Plinius and (half red) books

Landscapes

I remember collecting sign books for some years.  One day I got hold of one of the Italian publishing house Adelphi. Pink color, with just one sentence on it by, Gayus Plinius Secundus also known as Plinius the “Old”, born in 24 B.C. in Como. The rough English translation of Plinius sentence could be: ‘there is not such thing as a bad book where you cannot learn at least one thing’.  After that i bought good books as well as bad books. Books I could not stop reading and others where I felt it was like walking in a mires. I used not to give up on bad books, looking for the good thing Plinius mentioned centuries ago. Giving up was bad.

In recent years things have changed. I hardly finish a book anymore. Good or bad does not matter, I just rarely manage to get to the end of them. As I am typing this two exceptions come to my mind: The Magus which I could not stop reading and which was my book of 2008 and more recently The Tipping Point by Malcom Gladwel. These are exception and no longer the rule. I just seem to jump from one book to another. Two weeks ago I was in Tanzania, bought Unbowed by Nobel Peace price winner, Wangari Maathai. It is the story of her life and how she established the Green Belt Movement in Kenya. I really like reading it while in Africa. He memories of childhood living in villages in the mountainous region of the country. her description of the changes that occurred with independence and the arrival of settlers and missionaries. I reached, I think, page 85 and then put it away as soon as I arrived home when my eyes caught The Black Swan by Nassim Nicholas Taleb. I ma at page 69, determined not to let go. But that is maybe a wrong resolution. It is in fact OK not to finish a book. Plinius lesson holds still valid as it does not matter how much of a book you read, you can still get things out of it. One sentence which is worth underlining, a quote, a thought, a description of a landscape which gives you the wish to travel, a feeling. It is probably true that the sum of all these  elements give the overall meaning of a book, but it may be ok  just to have glimpses of it.  Some books also need to be red in certain place and at a certain time. Wangari book was for the two weeks I spent in Tanzania (which were not sufficient to finish it). The Millenium trilogy by Stieg Larsson I had to finish while still living in the Swedish Camp in Ha Noi and really slep very little in the two three last days there to read what would happen to Lizbeth. The Black Swan is here next to me. Wanted  to read it tonight and then started to type this blog.

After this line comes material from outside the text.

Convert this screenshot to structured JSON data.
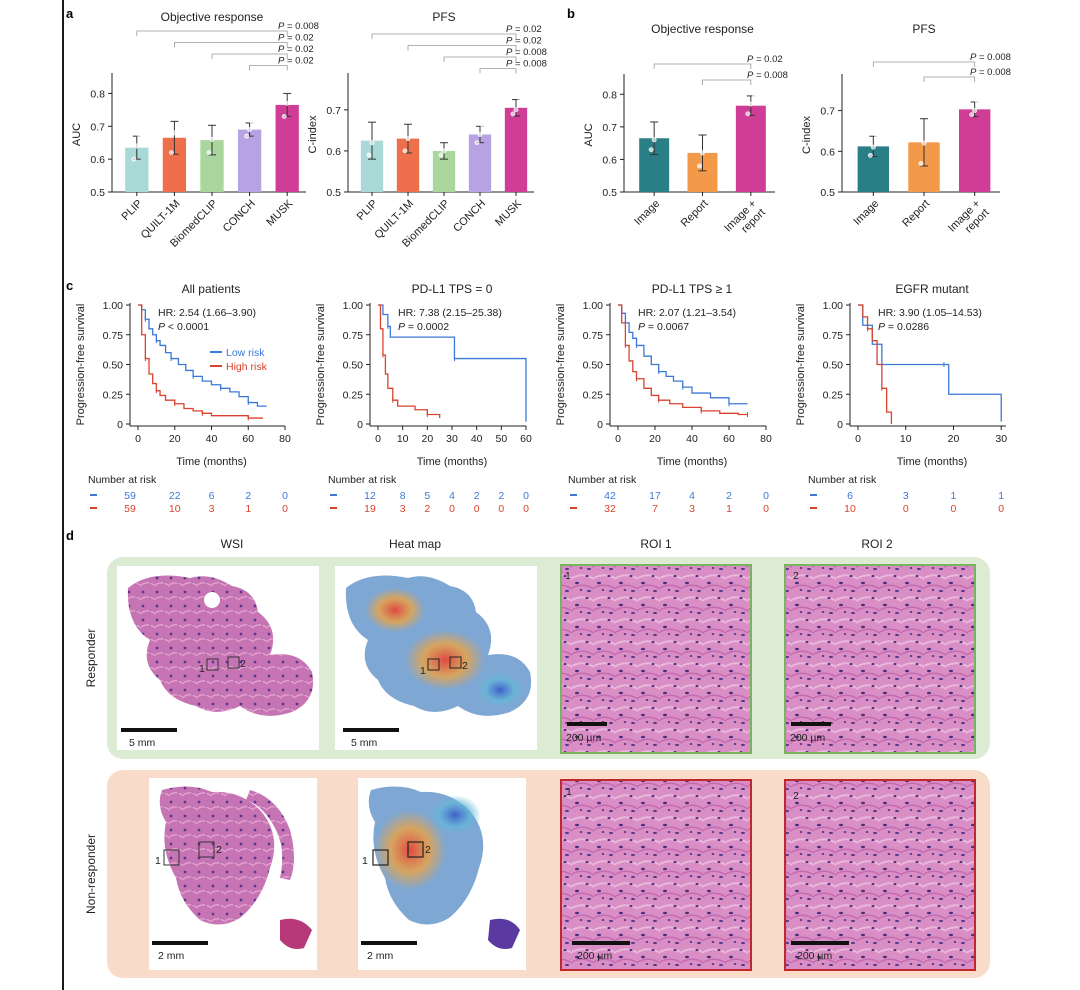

Taleb writes that the people who visit Umberto Eco house are really impressed by his 30.000 books. The visitors can be divided in two groups: the majority are the ones who ask how many books Eco has managed to red, and a minority who understand that the books are research tools and that maybe the most valuable  ones are those that have not been red yet. This may justify fact that it is ok not to finish a book. However I still feel a sense of guilt when I give up on a book. As if I missed the chance to discover all it has to say to me.

So what do you think? Should books be read form page 1 to the end or is it ok to capture bits and pieces here and there?